Anmerkung vom 22. Mai 2012: In dem Teil unserer – gut angekommenen – Darstellung des Umfrageergebnisses zur Konjunkturlage, in dem von der Unzufriedenheit über die Bachelorausbildung die Rede ist, fügen wir einige wenige Fakten hinzu.

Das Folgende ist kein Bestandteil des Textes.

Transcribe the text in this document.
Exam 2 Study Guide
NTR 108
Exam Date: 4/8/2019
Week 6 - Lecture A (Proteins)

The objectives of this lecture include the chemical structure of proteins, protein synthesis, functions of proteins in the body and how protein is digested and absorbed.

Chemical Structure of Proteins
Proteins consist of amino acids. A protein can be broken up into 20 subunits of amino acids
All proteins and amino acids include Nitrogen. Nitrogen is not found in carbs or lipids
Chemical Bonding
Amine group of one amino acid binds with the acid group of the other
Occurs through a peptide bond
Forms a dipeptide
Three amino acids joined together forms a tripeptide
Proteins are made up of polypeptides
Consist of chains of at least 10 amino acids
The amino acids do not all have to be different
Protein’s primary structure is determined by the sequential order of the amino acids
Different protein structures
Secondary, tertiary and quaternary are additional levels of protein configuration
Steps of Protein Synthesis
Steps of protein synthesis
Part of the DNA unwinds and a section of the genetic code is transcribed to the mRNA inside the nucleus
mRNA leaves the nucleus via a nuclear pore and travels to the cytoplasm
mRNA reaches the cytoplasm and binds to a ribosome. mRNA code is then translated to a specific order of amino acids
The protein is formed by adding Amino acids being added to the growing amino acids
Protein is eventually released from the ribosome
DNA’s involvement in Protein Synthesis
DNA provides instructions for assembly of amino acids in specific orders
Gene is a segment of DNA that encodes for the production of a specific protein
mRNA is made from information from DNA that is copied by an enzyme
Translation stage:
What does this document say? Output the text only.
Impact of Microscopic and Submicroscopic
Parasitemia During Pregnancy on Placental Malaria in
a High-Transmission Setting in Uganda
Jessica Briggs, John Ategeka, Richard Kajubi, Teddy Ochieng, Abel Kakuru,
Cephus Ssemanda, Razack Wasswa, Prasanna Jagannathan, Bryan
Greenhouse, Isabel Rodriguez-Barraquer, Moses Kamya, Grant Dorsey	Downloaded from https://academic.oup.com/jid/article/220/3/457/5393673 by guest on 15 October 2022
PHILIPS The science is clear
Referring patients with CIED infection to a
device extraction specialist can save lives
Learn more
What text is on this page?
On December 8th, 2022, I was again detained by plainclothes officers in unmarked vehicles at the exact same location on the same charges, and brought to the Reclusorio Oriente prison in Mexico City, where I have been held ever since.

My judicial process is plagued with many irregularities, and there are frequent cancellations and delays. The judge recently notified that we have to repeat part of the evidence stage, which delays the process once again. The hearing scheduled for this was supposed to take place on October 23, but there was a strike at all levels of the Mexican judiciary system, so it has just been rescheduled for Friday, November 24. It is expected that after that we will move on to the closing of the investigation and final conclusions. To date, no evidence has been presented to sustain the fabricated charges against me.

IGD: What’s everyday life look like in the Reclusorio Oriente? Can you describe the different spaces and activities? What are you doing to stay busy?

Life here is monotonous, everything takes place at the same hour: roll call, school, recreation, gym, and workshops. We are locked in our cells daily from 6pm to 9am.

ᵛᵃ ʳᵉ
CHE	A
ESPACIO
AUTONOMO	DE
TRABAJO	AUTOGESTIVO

Wir haben die angebotenen sechssemestrigen Bachelor-Abschlüsse im Vergleich mit den früher angebotenen Diplomabschlüssen zum Gegenstand unserer Fragestellungen gemacht. Damit das Bild vollständig wird, werden wir bei der nächsten Befragung die in Baden-Württemberg standardmäßig angebotenen siebensemestrigen Bachelor-Studiengänge an den Fachhochschulen und den Dualen Hochschulen den ehemals dort absolvierten "Dipl.-Ing. (FH)" gegenüberstellen. Dazu sollen die Bachelorangebote an den Universitäten untersucht werden, die – per Systemvoraussetzung – in Baden-Württemberg nicht mit dem früheren "Dipl.-Ing. (Univ)", sondern allenfalls mit dem "Dipl.-Ing. (FH)" verglichen werden können. Aber die an den Universitäten und Fachhochschulen angebotenen Masterstudiengänge werden wir im Vergleich zu den früheren "Dipl.-Ing. (Univ)" abfragen. Auch diese Ergebnisse werden wir veröffentlichen.
Anmerkung vom 5. Juni 2012:
Das Ergebnis der Abfrage muß an dieser Stelle präzis bewertet werden: der Bachelor ist zum Zeitpunkt des Studienabschlusses weniger qualifiziert, als der Dipl.-Ing.(FH), weil ein Praxissemester fehlt. Das ist logisch.
Ein Bachelor, der nach dem Studienabschluß eine qualifizierte erste Stelle einnimmt, wird dann spätestens nach einem halben Jahr mit einem früheren Dipl.-Ing.(FH) gleichgezogen haben! Denn er hat die gleiche Anzahl von Theoriesemestern.